Com o contrato, a Venture Global pode se tornar a maior fornecedora de GNL da Alemanha, apesar das preocupações com seu histórico ambiental.

A atual refinaria de GNL da empresa, na fronteira com a propriedade da Allaire, foi alvo de 139 denúncias por poluição do ar desde que começou a operar em 2022, de acordo com o Departamento de Qualidade Ambiental da Louisiana. Segundo Shreyas Vasudevan, da ONG ambiental Louisiana Bucket Brigade, a empresa está operando “fora dos parâmetros” da Lei do Ar Limpo dos EUA para poder atender à crescente demanda de clientes como a Alemanha.

No entanto, o CEO da Venture Global LNG, Mike Sabel, assegura que empresa está trabalhando com a SEFE para garantir “a segurança do fornecimento não apenas para a Alemanha, mas para o restante do mercado de gás europeu”. “A Alemanha agiu de forma decisiva para diversificar seu portfólio de energia, e o GNL será uma parte vital desse mix”, disse ele em um comunicado em junho passado.

A DW entrou em contato com a Venture Global para comentar o assunto, mas não recebeu resposta até o momento da publicação.

Exportações de GNL: ‘”vender para quem dá o maior lance”

O projeto CP2 tornou-se o foco dos esforços para impedir a expansão do GNL, que fará com que os EUA dobrem suas exportações de gás até 2035. Embora os Estados Unidos produzissem gás exclusivamente para consumo doméstico até 2016, o país agora é o maior exportador de GNL do mundo.

“Nos 20 anos em que trabalhei com exploração, produção e perfuração, nenhuma dessas moléculas de hidrocarbonetos foi para o mar”, disse Allaire à DW. “É um jogo diferente agora. Vendem para quem der o maior lance.”

O gás natural tem sido apresentado como uma “ponte” para um sistema de energia livre de combustíveis fósseis, pois emite menos CO2 do que o carvão. Mas o GNL é composto principalmente de metano, um gás de efeito estufa cerca de 80 vezes mais potente que o dióxido de carbono, se levando em conta em um período de 20 anos. Além disso, a longa cadeia de fornecimento de GNL aumenta o risco de vazamentos de metano.

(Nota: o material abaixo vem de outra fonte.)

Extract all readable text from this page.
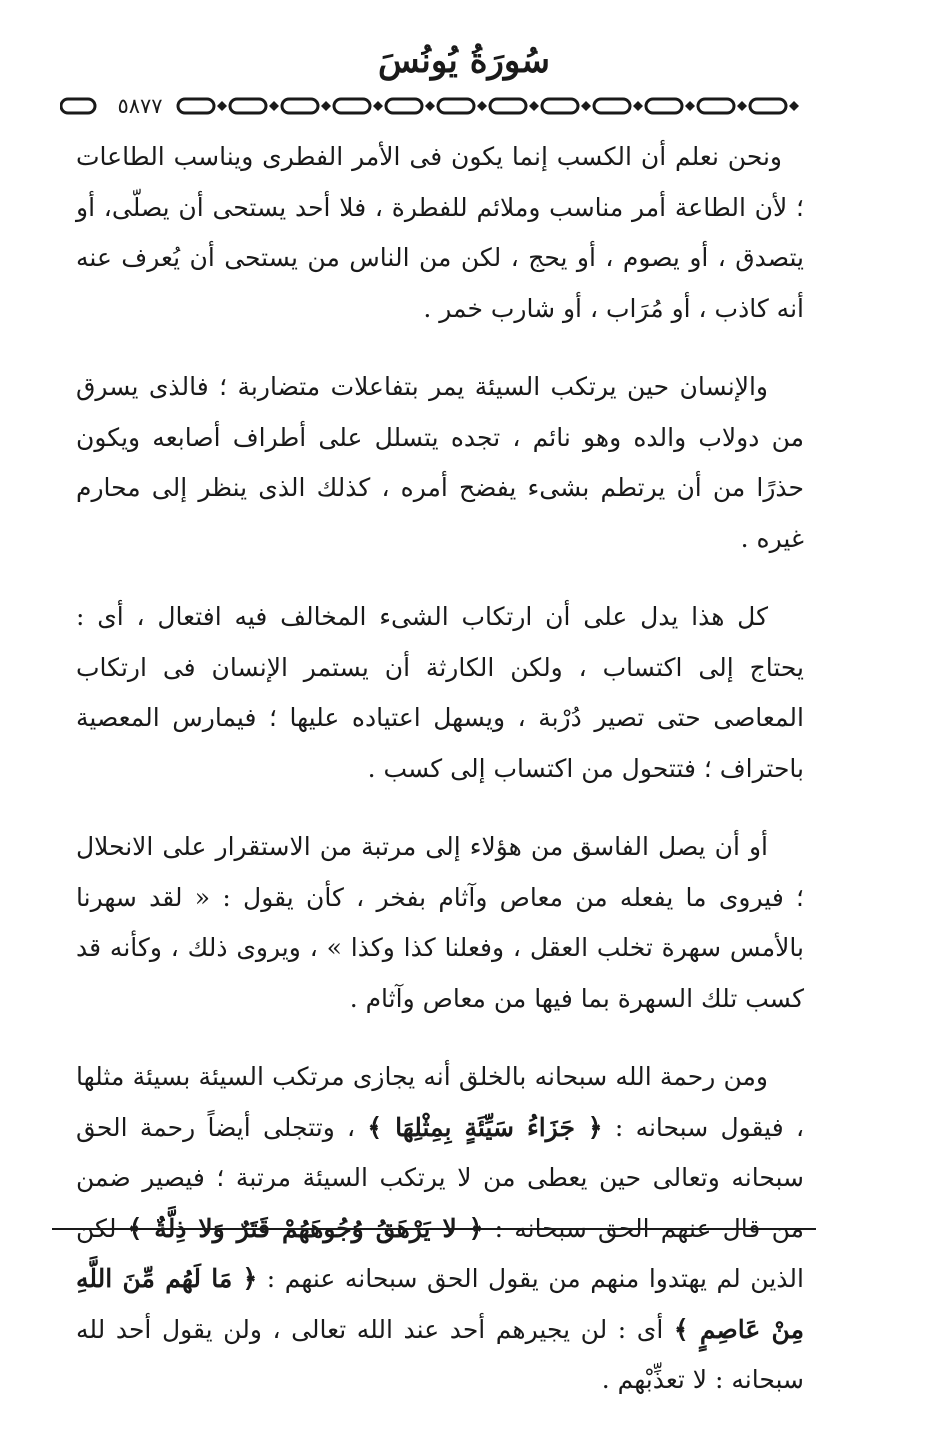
سُورَةُ يُونُسَ
٥٨٧٧

ونحن نعلم أن الكسب إنما يكون فى الأمر الفطرى ويناسب الطاعات ؛ لأن الطاعة أمر مناسب وملائم للفطرة ، فلا أحد يستحى أن يصلّى، أو يتصدق ، أو يصوم ، أو يحج ، لكن من الناس من يستحى أن يُعرف عنه أنه كاذب ، أو مُرَاب ، أو شارب خمر .

والإنسان حين يرتكب السيئة يمر بتفاعلات متضاربة ؛ فالذى يسرق من دولاب والده وهو نائم ، تجده يتسلل على أطراف أصابعه ويكون حذرًا من أن يرتطم بشىء يفضح أمره ، كذلك الذى ينظر إلى محارم غيره .

كل هذا يدل على أن ارتكاب الشىء المخالف فيه افتعال ، أى : يحتاج إلى اكتساب ، ولكن الكارثة أن يستمر الإنسان فى ارتكاب المعاصى حتى تصير دُرْبة ، ويسهل اعتياده عليها ؛ فيمارس المعصية باحتراف ؛ فتتحول من اكتساب إلى كسب .

أو أن يصل الفاسق من هؤلاء إلى مرتبة من الاستقرار على الانحلال ؛ فيروى ما يفعله من معاص وآثام بفخر ، كأن يقول : « لقد سهرنا بالأمس سهرة تخلب العقل ، وفعلنا كذا وكذا » ، ويروى ذلك ، وكأنه قد كسب تلك السهرة بما فيها من معاص وآثام .

ومن رحمة الله سبحانه بالخلق أنه يجازى مرتكب السيئة بسيئة مثلها ، فيقول سبحانه : ﴿ جَزَاءُ سَيِّئَةٍ بِمِثْلِهَا ﴾ ، وتتجلى أيضاً رحمة الحق سبحانه وتعالى حين يعطى من لا يرتكب السيئة مرتبة ؛ فيصير ضمن من قال عنهم الحق سبحانه : ﴿ لا يَرْهَقُ وُجُوهَهُمْ قَتَرٌ وَلا ذِلَّةٌ ﴾ لكن الذين لم يهتدوا منهم من يقول الحق سبحانه عنهم : ﴿ مَا لَهُم مِّنَ اللَّهِ مِنْ عَاصِمٍ ﴾ أى : لن يجيرهم أحد عند الله تعالى ، ولن يقول أحد لله سبحانه : لا تعذِّبْهم .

Os EUA anunciaram regras para reduzir as emissões de metano do setor de petróleo e gás na cúpula climática COP28, realizada no ano passado nos Emirados Árabes Unidos, mas a produção de GNL em andamento contradiz a intenção.

De acordo com um estudo de 2019 realizado por Robert Howarth, especialista em metano da Universidade de Cornell, nos EUA, apenas o aumento na exploração de gás de xisto por fracking na América do Norte pode ter sido o responsável por “mais da metade do aumento das emissões de combustíveis fósseis em todo o mundo na última década”.

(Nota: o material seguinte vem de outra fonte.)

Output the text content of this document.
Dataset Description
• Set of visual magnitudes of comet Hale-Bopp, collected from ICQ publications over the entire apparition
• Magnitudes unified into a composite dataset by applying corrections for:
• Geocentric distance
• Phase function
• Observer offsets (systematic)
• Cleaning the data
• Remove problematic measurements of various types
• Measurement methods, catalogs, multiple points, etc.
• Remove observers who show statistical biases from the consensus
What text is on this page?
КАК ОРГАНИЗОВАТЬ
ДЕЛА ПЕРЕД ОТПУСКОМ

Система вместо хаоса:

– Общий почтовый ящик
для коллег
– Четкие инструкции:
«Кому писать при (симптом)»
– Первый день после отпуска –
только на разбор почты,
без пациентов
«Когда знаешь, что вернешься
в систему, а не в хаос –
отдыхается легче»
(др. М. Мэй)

“Exportações de GNL serão responsáveis por mais emissões de gases de efeito estufa do que todos os carros, casas e fábricas da Europa”, escreveu o ativista climático americano Bill McKibben em um artigo em dezembro. A expansão da produção de GNL anulará todas as reduções de emissões nos EUA desde a virada do século, acrescentou ele.

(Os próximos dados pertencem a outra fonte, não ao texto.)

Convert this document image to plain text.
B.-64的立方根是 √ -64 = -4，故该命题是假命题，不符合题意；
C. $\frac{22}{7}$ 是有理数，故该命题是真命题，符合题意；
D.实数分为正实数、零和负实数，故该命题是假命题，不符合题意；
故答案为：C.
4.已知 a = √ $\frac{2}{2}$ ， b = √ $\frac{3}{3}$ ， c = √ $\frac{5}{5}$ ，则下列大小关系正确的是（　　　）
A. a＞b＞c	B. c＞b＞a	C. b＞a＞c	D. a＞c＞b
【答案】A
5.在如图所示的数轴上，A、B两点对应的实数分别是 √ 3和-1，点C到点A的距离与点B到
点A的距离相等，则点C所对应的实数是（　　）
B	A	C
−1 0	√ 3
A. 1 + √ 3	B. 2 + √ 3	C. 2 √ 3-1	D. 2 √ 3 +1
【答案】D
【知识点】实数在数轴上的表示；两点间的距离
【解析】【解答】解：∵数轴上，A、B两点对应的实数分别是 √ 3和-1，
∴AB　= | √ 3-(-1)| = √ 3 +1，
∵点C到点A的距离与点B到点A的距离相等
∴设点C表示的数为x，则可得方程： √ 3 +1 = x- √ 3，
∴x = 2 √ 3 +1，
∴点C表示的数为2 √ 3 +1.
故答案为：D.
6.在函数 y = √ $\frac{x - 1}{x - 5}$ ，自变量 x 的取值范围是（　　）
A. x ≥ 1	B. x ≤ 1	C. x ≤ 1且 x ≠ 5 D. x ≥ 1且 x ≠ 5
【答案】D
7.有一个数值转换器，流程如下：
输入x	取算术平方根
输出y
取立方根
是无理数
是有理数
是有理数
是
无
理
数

McKibben se refere também a uma carta enviada por 170 cientistas ao presidente dos EUA, Joe Biden, em dezembro. Nela, eles exigiam que Biden cancelasse a licença para o terminal CP2 e acabasse com todos os projetos futuros de GNL.

“A magnitude da expansão proposta para o GNL nos próximos anos é impressionante”, diz a carta. “A aprovação do CP2 e de outros projetos minará os objetivos estabelecidos para abordar de forma significativa a crise climática e nos colocará em um caminho contínuo em direção a um caos climático crescente.”

Anteriormente, em novembro, outra carta assinada por 60 legisladores democratas pediu ao Departamento de Energia que considerasse “o impacto agregado que o enorme crescimento das exportações de GNL dos EUA tem sobre o clima, as comunidades e nossa economia”.

Centenas de manifestantes marcharam em Nova Orleans na semana passada contra a ampliação da refinaria de GNL da Venture Global em Plaquemines Parish. As comunidades vizinhas do projeto, predominantemente compostas por negros, serão drasticamente afetadas pela poluição em caso de fortes tempestades, disse o Bispo Wilfret Johnson da Paróquia de Plaquemines, que se opõe à construção.

“Os furacões ocorrem o tempo todo; essa fábrica está na zona de inundação”, disse ele à DW, lembrando os danos causados pelo furacão Katrina em 2006.

Biden cedeu à pressão?

Essa resistência dos eleitores preocupados com o clima pode ter influenciado o governo Biden. Na sexta-feira (26/01), a Casa Branca confirmou que suspenderia temporariamente a aprovação de autorizações de exportações de novas refinarias de GNL pendentes que não fazem parte de acordos de livre comércio, como aquelas da Europa – para onde foi cerca de metade de todas as exportações em 2023.

Enquanto isso, o Departamento de Energia realizará uma análise dos impactos da exportação de gás, como o possível aumento no preço da energia para os consumidores americanos, e seu reflexo nas emissões de gases de efeito estufa. A declaração do governo também se referiu aos “impactos perigosos do metano em nosso planeta”.

Segundo uma reportagem do New York Times, a CP2 da Venture Global e outros 16 projetos de exportação de GNL não serão aprovados até o próximo ano.

“Tal ação chocaria o mercado global de energia, tendo o impacto de uma sanção econômica e enviando um sinal devastador aos nossos aliados de que eles não podem mais confiar nos Estados Unidos”, disse a porta-voz da Venture Global, Shaylyn Hynes, em resposta às declarações.

Alemanha tem papel central no boom do gás fóssil

De acordo com relatório do think tank alemão The New Climate Institute, a Alemanha está pagando preços altos por um gás de que nem sequer precisa.

A demanda alemã por gás caiu 12% em 2022, em parte devido à maior eficiência e à economia de energia após a invasão da Ucrânia pela Rússia. Mesmo assim, o país está construindo uma série de novos terminais para receber GNL dos EUA e de outros países, como o Catar. Além disso, a atual infraestrutura dos EUA já é suficiente para compensar o déficit de fornecimento de gás russo na Europa, dizem especialistas em energia.

“A Alemanha nunca teve escassez de gás e foi capaz de lidar com o inverno de 2022 sem seus próprios terminais”, diz uma carta da sociedade civil alemã e de grupos ambientais enviada aos reguladores dos EUA em 17 de janeiro, que também pedia que a CP2 da Venture Global não fosse autorizada.

De acordo com a carta, o Ministério da Economia alemão “admitiu que a Alemanha conseguiu suprir a demanda por meio dos terminais de importação de GNL existentes na Bélgica, Holanda e França”.

“Não se trata de um recurso infinito; não é uma solução de longo prazo”, disse John Allaire sobre o raciocínio de que o “gás da liberdade” dos EUA suprirá as necessidades energéticas da Europa no futuro. “Podemos ser 100% sustentáveis com energia renovável nos próximos dez anos, se quisermos”, acrescentou. “Mas há muito dinheiro envolvido nisso.”